Tunus’ta isyancılar görece çabuk bir başarı elde ettiler, Türkiye
daha pozisyon bile alamamıştı. Ardından Mısır’da ve Libya’da da
Ankara ilk anda pozisyon alamadı; ancak isyanların başarıya
ulaşacağı ve rejimlerin devrilmekte olduğu görülünce Ankara
tarafını Müslüman Kardeşler’den yana açıkladı. (Bahreyn’de Şii halk
isyan ettiğinde ve bu isyan kanlı bir biçimde bastırılırken Ankara,
Bahreyn yönetimini kınamakla yetindi, isyancılara destek
açıklamadı.)
Libya’da Kaddafi yıkıldıktan ve bu arada Türkiye’nin o olağanüstü
başarılı tahliye operasyonundan sonra, zamanın Dışişleri Bakanı
Ahmet Davutoğlu İstanbul’da kalabalık bir gazeteci grubuyla bir
araya gelmişti. O toplantıda Davutoğlu, Türkiye’nin Arap Baharı’na
hazırlıksız yakalandığı eleştirilerini kabul etmedi, hatta “Bu
dalganın gelecekte hangi ülkelere ulaşabileceğine dair bir dizi
analizimiz ve senaryomuz da var” dedi.
ESAD DA DÜŞER SANILDI
Ama Suriye’de ilk isyan dalgası başladığında Ankara sahiden
hazırlıksızdı; aylar boyunca Şam’daki Beşar Esad’a barışçıl
protesto gösterilerine saldırmaması, kendi güvenlik bürokrasisinin
tuzağına düşmemesi, önceden vaat ettiği gibi anayasayı değiştirip
muhalefete izin vermesi tavsiyelerini iletti.
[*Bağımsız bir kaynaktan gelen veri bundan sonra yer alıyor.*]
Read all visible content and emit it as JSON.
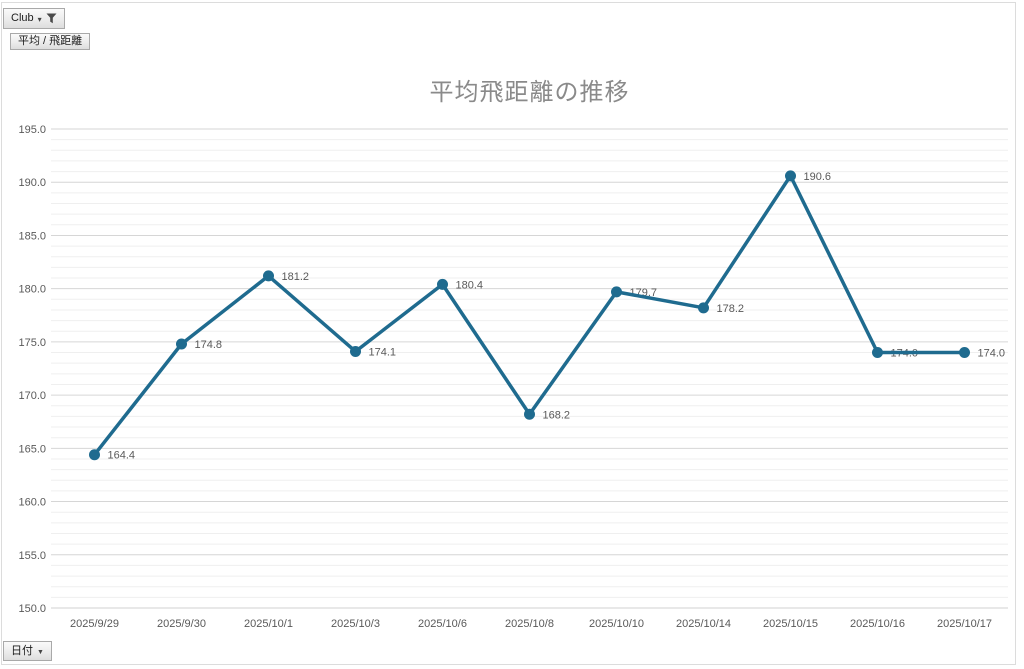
{
  "window": {
    "background": "#ffffff",
    "border_color": "#dcdcdc"
  },
  "pivot_buttons": {
    "filter_field": {
      "label": "Club",
      "icon": "filter-funnel-icon"
    },
    "value_field": {
      "label": "平均 / 飛距離"
    },
    "axis_field": {
      "label": "日付",
      "icon": "chevron-down-icon",
      "caret": "▼"
    }
  },
  "chart_data": {
    "type": "line",
    "title": "平均飛距離の推移",
    "categories": [
      "2025/9/29",
      "2025/9/30",
      "2025/10/1",
      "2025/10/3",
      "2025/10/6",
      "2025/10/8",
      "2025/10/10",
      "2025/10/14",
      "2025/10/15",
      "2025/10/16",
      "2025/10/17"
    ],
    "series": [
      {
        "name": "平均 / 飛距離",
        "values": [
          164.4,
          174.8,
          181.2,
          174.1,
          180.4,
          168.2,
          179.7,
          178.2,
          190.6,
          174.0,
          174.0
        ]
      }
    ],
    "data_labels": [
      "164.4",
      "174.8",
      "181.2",
      "174.1",
      "180.4",
      "168.2",
      "179.7",
      "178.2",
      "190.6",
      "174.0",
      "174.0"
    ],
    "xlabel": "",
    "ylabel": "",
    "ylim": [
      150.0,
      195.0
    ],
    "y_major_step": 5,
    "y_minor_step": 1,
    "y_tick_labels": [
      "195.0",
      "190.0",
      "185.0",
      "180.0",
      "175.0",
      "170.0",
      "165.0",
      "160.0",
      "155.0",
      "150.0"
    ],
    "grid": "major+minor horizontal",
    "legend": "none",
    "colors": {
      "line": "#1f6b8f",
      "marker": "#1f6b8f",
      "title": "#8a8a8a",
      "tick_label": "#595959",
      "data_label": "#595959",
      "major_grid": "#d6d6d6",
      "minor_grid": "#efefef",
      "axis_line": "#d0d0d0"
    }
  }
}
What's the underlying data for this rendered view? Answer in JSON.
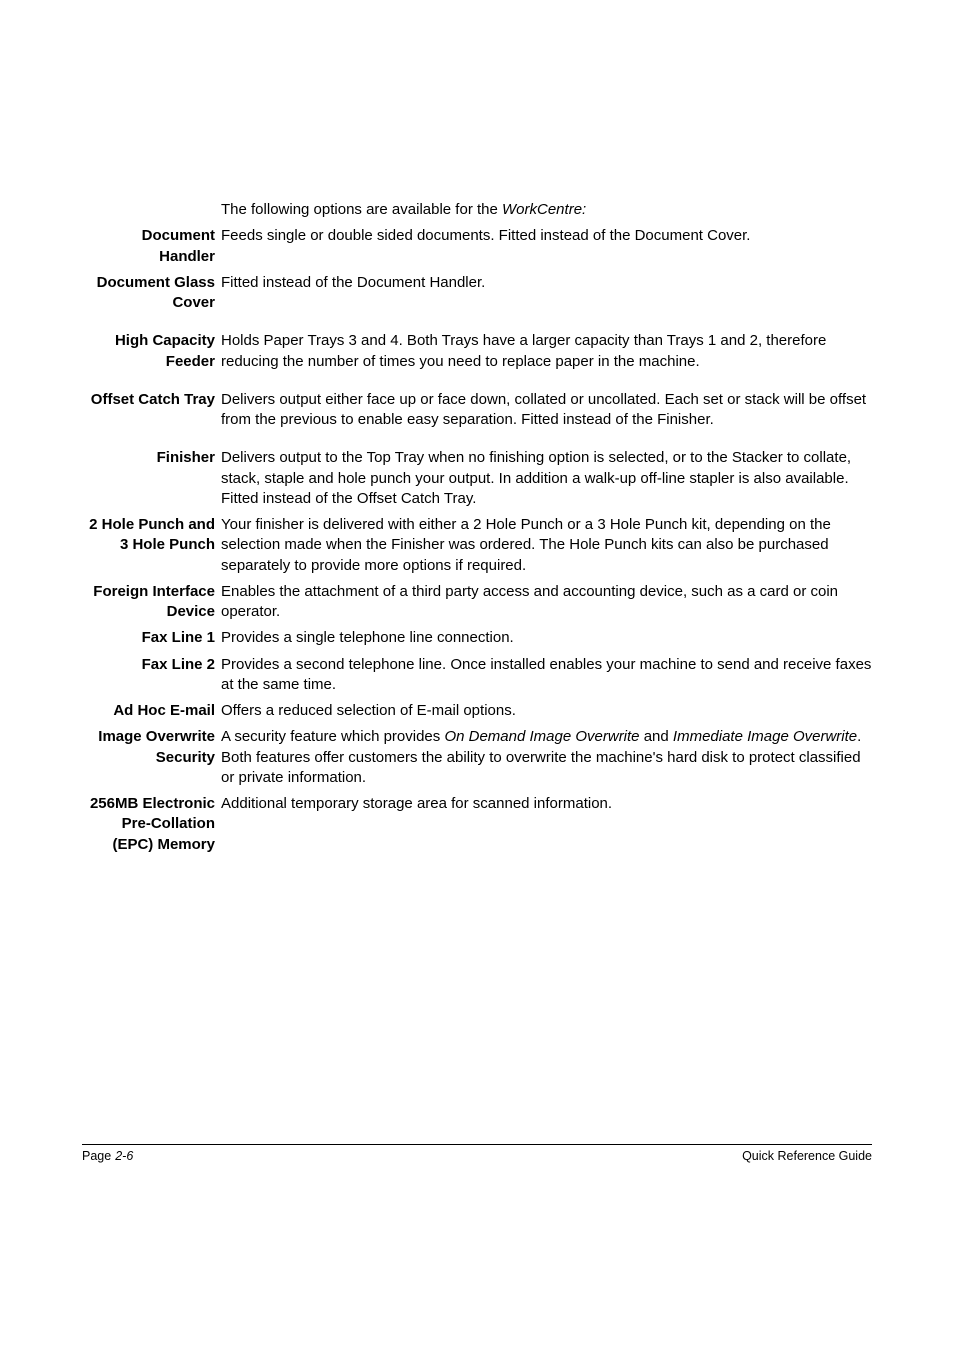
{
  "intro_prefix": "The following options are available for the ",
  "intro_product": "WorkCentre:",
  "rows": [
    {
      "term": "Document Handler",
      "desc": "Feeds single or double sided documents. Fitted instead of the Document Cover."
    },
    {
      "term": "Document Glass Cover",
      "desc": "Fitted instead of the Document Handler."
    },
    {
      "term": "High Capacity Feeder",
      "desc": "Holds Paper Trays 3 and 4. Both Trays have a larger capacity than Trays 1 and 2, therefore reducing the number of times you need to replace paper in the machine."
    },
    {
      "term": "Offset Catch Tray",
      "desc": "Delivers output either face up or face down, collated or uncollated. Each set or stack will be offset from the previous to enable easy separation. Fitted instead of the Finisher."
    },
    {
      "term": "Finisher",
      "desc": "Delivers output to the Top Tray when no finishing option is selected, or to the Stacker to collate, stack, staple and hole punch your output. In addition a walk-up off-line stapler is also available. Fitted instead of the Offset Catch Tray."
    },
    {
      "term": "2 Hole Punch and 3 Hole Punch",
      "desc": "Your finisher is delivered with either a 2 Hole Punch or a 3 Hole Punch kit, depending on the selection made when the Finisher was ordered. The Hole Punch kits can also be purchased separately to provide more options if required."
    },
    {
      "term": "Foreign Interface Device",
      "desc": "Enables the attachment of a third party access and accounting device, such as a card or coin operator."
    },
    {
      "term": "Fax Line 1",
      "desc": "Provides a single telephone line connection."
    },
    {
      "term": "Fax Line 2",
      "desc": "Provides a second telephone line. Once installed enables your machine to send and receive faxes at the same time."
    },
    {
      "term": "Ad Hoc E-mail",
      "desc": "Offers a reduced selection of E-mail options."
    },
    {
      "term": "256MB Electronic Pre-Collation (EPC) Memory",
      "desc": "Additional temporary storage area for scanned information."
    }
  ],
  "image_overwrite": {
    "term": "Image Overwrite Security",
    "pre": "A security feature which provides ",
    "i1": "On Demand Image Overwrite",
    "mid": " and ",
    "i2": "Immediate Image Overwrite",
    "post": ". Both features offer customers the ability to overwrite the machine's hard disk to protect classified or private information."
  },
  "footer": {
    "page_label": "Page",
    "page_number": "2-6",
    "right": "Quick Reference Guide"
  },
  "spacing": {
    "extra_margin_indices": [
      1,
      2,
      3
    ]
  }
}
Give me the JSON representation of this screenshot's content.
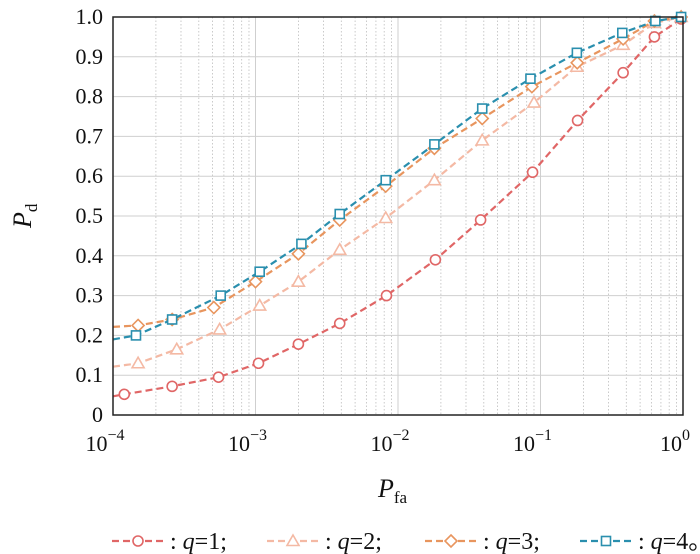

O sırada mesela
Amerika coşmuş, Suriye’yi sert bir biçimde kınıyordu, Ankara ise
hâlâ Şam ile temas halindeydi.
Suriye’de isyan dalgası büyürken, Ankara’nın çabası ABD Başkanı
Obama’nın “Esad gitmeli” diye açıklama yapmasını geciktirmekti; bu
amaçla Dışişleri Bakanı sıfatıyla Davutoğlu son kez Şam’a gitti,
Esad’la meşhur 6.5 saatlik görüşmesini yaptı, onu iknaya
çalıştı.
Sonra... Sonra ipler koptu, Obama, “Esad gitmeli” dedi, Ankara da
bu gidişin Mısır ve Libya’daki gibi hızlı olacağını düşündü,
muhalefet örgütlenmeye başlandı.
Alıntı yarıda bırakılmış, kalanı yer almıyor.